Aligning of Lean Principles with Safety
Kailash Chaudhary GRESB-AP, MRICS, PMP?
Transformation Orchestrator I Climate Champion ?? I Philomath I Proud Veteran I Mentor I Coach I views posted do not represent my Company "All views are my own”
In a highly-competitive global marketplace, almost everyone is looking for competitive advantages. Lean is not just about “less,” it is about efficiency. It does not seek to do as well with fewer resources; it seeks to produce excellence by focusing resources on highly effective activities and eliminating the activities that do not add value. The basic premises of lean offer some potential opportunities to further improve safety as well.
No leader wants employees to get injured at work, but sadly and quite often, the cost of safety (e.g., additional time and capital spent for material and equipment) gets in the way of making good decisions. When the cost of safety becomes a burden to the organization, the safety approach begins to suffer.
Customer orientation – Many safety professionals view their customer as upper management, board of directors and/or stockholders. Others don’t think of their safety process as having a customer at all; it is simply an aspect of management and a service to the organization.

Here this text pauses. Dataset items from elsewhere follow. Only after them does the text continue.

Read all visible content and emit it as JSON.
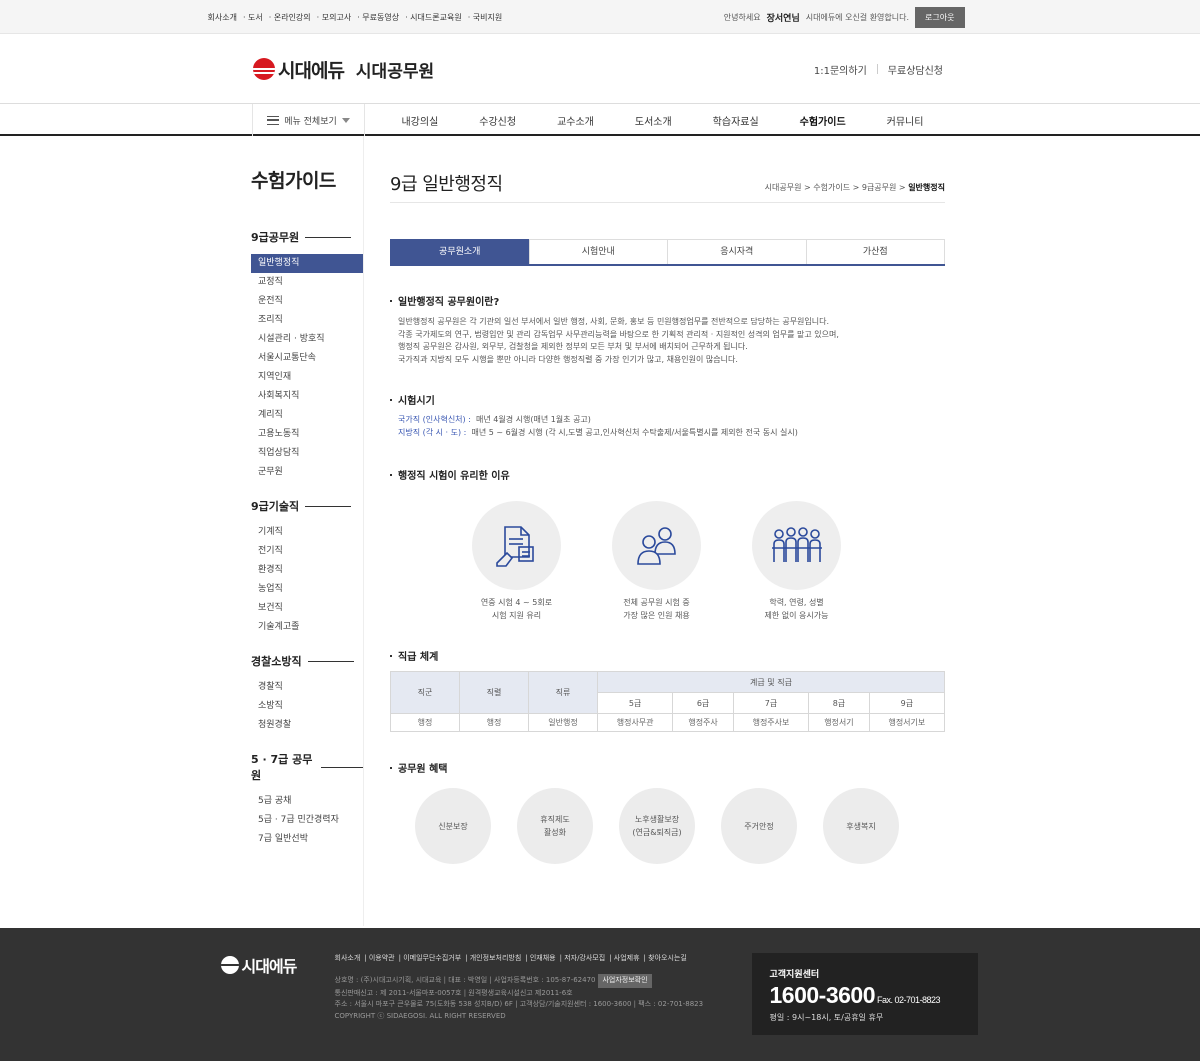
{
  "topbar": {
    "links": [
      "회사소개",
      "· 도서",
      "· 온라인강의",
      "· 모의고사",
      "· 무료동영상",
      "· 시대드론교육원",
      "· 국비지원"
    ],
    "greeting_prefix": "안녕하세요",
    "user_name": "장서연님",
    "greeting_suffix": "시대에듀에 오신걸 환영합니다.",
    "logout": "로그아웃"
  },
  "header": {
    "logo": "시대에듀",
    "site_name": "시대공무원",
    "link_inquiry": "1:1문의하기",
    "link_consult": "무료상담신청"
  },
  "gnb": {
    "all_menu": "메뉴 전체보기",
    "items": [
      "내강의실",
      "수강신청",
      "교수소개",
      "도서소개",
      "학습자료실",
      "수험가이드",
      "커뮤니티"
    ],
    "active_index": 5
  },
  "lnb": {
    "title": "수험가이드",
    "groups": [
      {
        "title": "9급공무원",
        "items": [
          "일반행정직",
          "교정직",
          "운전직",
          "조리직",
          "시설관리 · 방호직",
          "서울시교통단속",
          "지역인재",
          "사회복지직",
          "계리직",
          "고용노동직",
          "직업상담직",
          "군무원"
        ]
      },
      {
        "title": "9급기술직",
        "items": [
          "기계직",
          "전기직",
          "환경직",
          "농업직",
          "보건직",
          "기술계고졸"
        ]
      },
      {
        "title": "경찰소방직",
        "items": [
          "경찰직",
          "소방직",
          "청원경찰"
        ]
      },
      {
        "title": "5 · 7급 공무원",
        "items": [
          "5급 공채",
          "5급 · 7급 민간경력자",
          "7급 일반선박"
        ]
      }
    ]
  },
  "content": {
    "page_title": "9급 일반행정직",
    "breadcrumb": [
      "시대공무원",
      "수험가이드",
      "9급공무원"
    ],
    "breadcrumb_current": "일반행정직",
    "tabs": [
      "공무원소개",
      "시험안내",
      "응시자격",
      "가산점"
    ],
    "sec1_title": "일반행정직 공무원이란?",
    "sec1_lines": [
      "일반행정직 공무원은 각 기관의 일선 부서에서 일반 행정, 사회, 문화, 홍보 등 민원행정업무를 전반적으로 담당하는 공무원입니다.",
      "각종 국가제도의 연구, 법령입안 및 관리 감독업무 사무관리능력을 바탕으로 한 기획적 관리적 · 지원적인 성격의 업무를 맡고 있으며,",
      "행정직 공무원은 감사원, 외무부, 검찰청을 제외한 정부의 모든 부처 및 부서에 배치되어 근무하게 됩니다.",
      "국가직과 지방직 모두 시행을 뿐만 아니라 다양한 행정직렬 중 가장 인기가 많고, 채용인원이 많습니다."
    ],
    "sec2_title": "시험시기",
    "sec2_rows": [
      {
        "label": "국가직 (인사혁신처) :",
        "text": "매년 4월경 시행(매년 1월초 공고)"
      },
      {
        "label": "지방직 (각 시 · 도) :",
        "text": "매년 5 ~ 6월경 시행 (각 시,도별 공고,인사혁신처 수탁출제/서울특별시를 제외한 전국 동시 실시)"
      }
    ],
    "sec3_title": "행정직 시험이 유리한 이유",
    "reasons": [
      {
        "icon": "document-icon",
        "line1": "연중 시험 4 ~ 5회로",
        "line2": "시험 지원 유리"
      },
      {
        "icon": "people-icon",
        "line1": "전체 공무원 시험 중",
        "line2": "가장 많은 인원 채용"
      },
      {
        "icon": "group-icon",
        "line1": "학력, 연령, 성별",
        "line2": "제한 없이 응시가능"
      }
    ],
    "sec4_title": "직급 체계",
    "table": {
      "headers": [
        "직군",
        "직렬",
        "직류"
      ],
      "group_header": "계급 및 직급",
      "grades": [
        "5급",
        "6급",
        "7급",
        "8급",
        "9급"
      ],
      "row": [
        "행정",
        "행정",
        "일반행정",
        "행정사무관",
        "행정주사",
        "행정주사보",
        "행정서기",
        "행정서기보"
      ]
    },
    "sec5_title": "공무원 혜택",
    "benefits": [
      {
        "l1": "신분보장",
        "l2": ""
      },
      {
        "l1": "휴직제도",
        "l2": "활성화"
      },
      {
        "l1": "노후생활보장",
        "l2": "(연금&퇴직금)"
      },
      {
        "l1": "주거안정",
        "l2": ""
      },
      {
        "l1": "후생복지",
        "l2": ""
      }
    ]
  },
  "footer": {
    "logo": "시대에듀",
    "links": [
      "회사소개",
      "| 이용약관",
      "| 이메일무단수집거부",
      "| 개인정보처리방침",
      "| 인재채용",
      "| 저자/강사모집",
      "| 사업제휴",
      "| 찾아오시는길"
    ],
    "info_lines": [
      "상호명 : (주)시대고시기획, 시대교육 | 대표 : 박영일 | 사업자등록번호 : 105-87-62470",
      "통신판매신고 : 제 2011-서울마포-0057호 | 원격평생교육시설신고 제2011-6호",
      "주소 : 서울시 마포구 큰우물로 75(도화동 538 성지B/D) 6F | 고객상담/기술지원센터 : 1600-3600 | 팩스 : 02-701-8823",
      "COPYRIGHT ⓒ SIDAEGOSI. ALL RIGHT RESERVED"
    ],
    "biz_btn": "사업자정보확인",
    "cs_label": "고객지원센터",
    "cs_number": "1600-3600",
    "cs_fax": "Fax. 02-701-8823",
    "cs_hours": "평일 : 9시~18시, 토/공휴일 휴무"
  }
}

Lean thinking would point to the worker as the customer of the safety process. Many organizations actually view the worker as the “problem,” rather than the customer. Organizations traditionally spend a lot of resources on marketing research to find out what their customers value and making sure that their products and services have those features. In safety, we tend to focus on what the organization wants and ignore the wants and needs of the customer. Certainly, if you view the worker as the problem rather than the customer, this makes sense. As such, the process should seek to better understand and meet the needs of the worker rather than seek to install safety programs through command and control. It is assumed that safety is a duty of an employee and that compliance, rather than excellence, is the goal. Safety becomes an elimination of accidents rather than a strategy for excellence. The goal is not so much to succeed, as it is not to fail.
However, viewing the worker as the customer opens a whole new avenue to determining the most effective way to design safety products and services. How many workers would be willing to pay to attend safety meetings or training sessions put on by their employer? How many would choose another type of PPE or tools or equipment to do their jobs if their input was sought before making those choices? If the safety department had to sell these to the workers rather than force them, would they take another approach?
Efficiency through elimination of wastes – In Safety practices and designs become customary and remain in use long after the reason for them changes. The most prominent of these is Muda (an activity that is wasteful and doesn’t add value or is unproductive). Unfortunately, many of these antiquated practices still used worker time and effort while adding little or no value to the process.
Muri (overburdens such as too many or fatigue ). Companies should redesign processes to maximise flow and even out the burden placed on workers by the design of their jobs.
In safety, we often have traditional activities that take up time but fail to add value. We have our workers attend repetitive and boring training, but does not make us safe. Our accident investigations tend to fix the blame, but not fix the problem. Traditional approaches to behaviour-based safety can include massive over-training, resource-intensive overuse of observations, data analysis by employee teams with no statistical training and checklists with so many behaviours that they overburden workers rather than empower them to progressively change a few habits at a time.
Safety management practices must evolve from command and control to worker engagement. Safety focus must be evolved from conditions to behaviours to influences on behaviour, and from compliance to culture. Safety practices and theories can’t just make sense, they have to prove themselves and demonstrate that they can work in the real world.
Specific examples integrating Lean concept include:
- Include Energy Isolation (LOTO) process in work instruction. This creates a more efficient and integrated work process where workers are less likely to forget the requisite safety measures.
- How many of your supervisors hate to prepare a job Safety analysis (JSA)? because it's perceived as “extra.” Perceptions of extra work, time, paperwork, etc., contribute to poor decision-making. Integrating the JSA expectations into operational standard work will make safety and the work process more effective and efficient
- Whenever possible integrate safety training into work process training. For example, if your organization conducts job/task-specific training (and refresher training), then include the required Hazard Communication elements in that training rather than making everyone attend a “generic” hazard communication training session.
- Make the process the shortcut. Use your expert “shortcut takers” to design the process. It is human nature to shortcut. We’ve all on occasion cut diagonally across the grass lawn instead of following the longer route defined by the walkways. When safety are perceived as extra and employees decide to omit a step or create a work-around, the results can be tragic. Short-cutting, such as skipping safety steps or using the wrong tool for the job is often found in the chain of causes for injuries and fatalities.
When these shortcuts are discovered, it’s imperative that operational leaders ensure that the root reasons are identified and included the process design and redesign initiatives.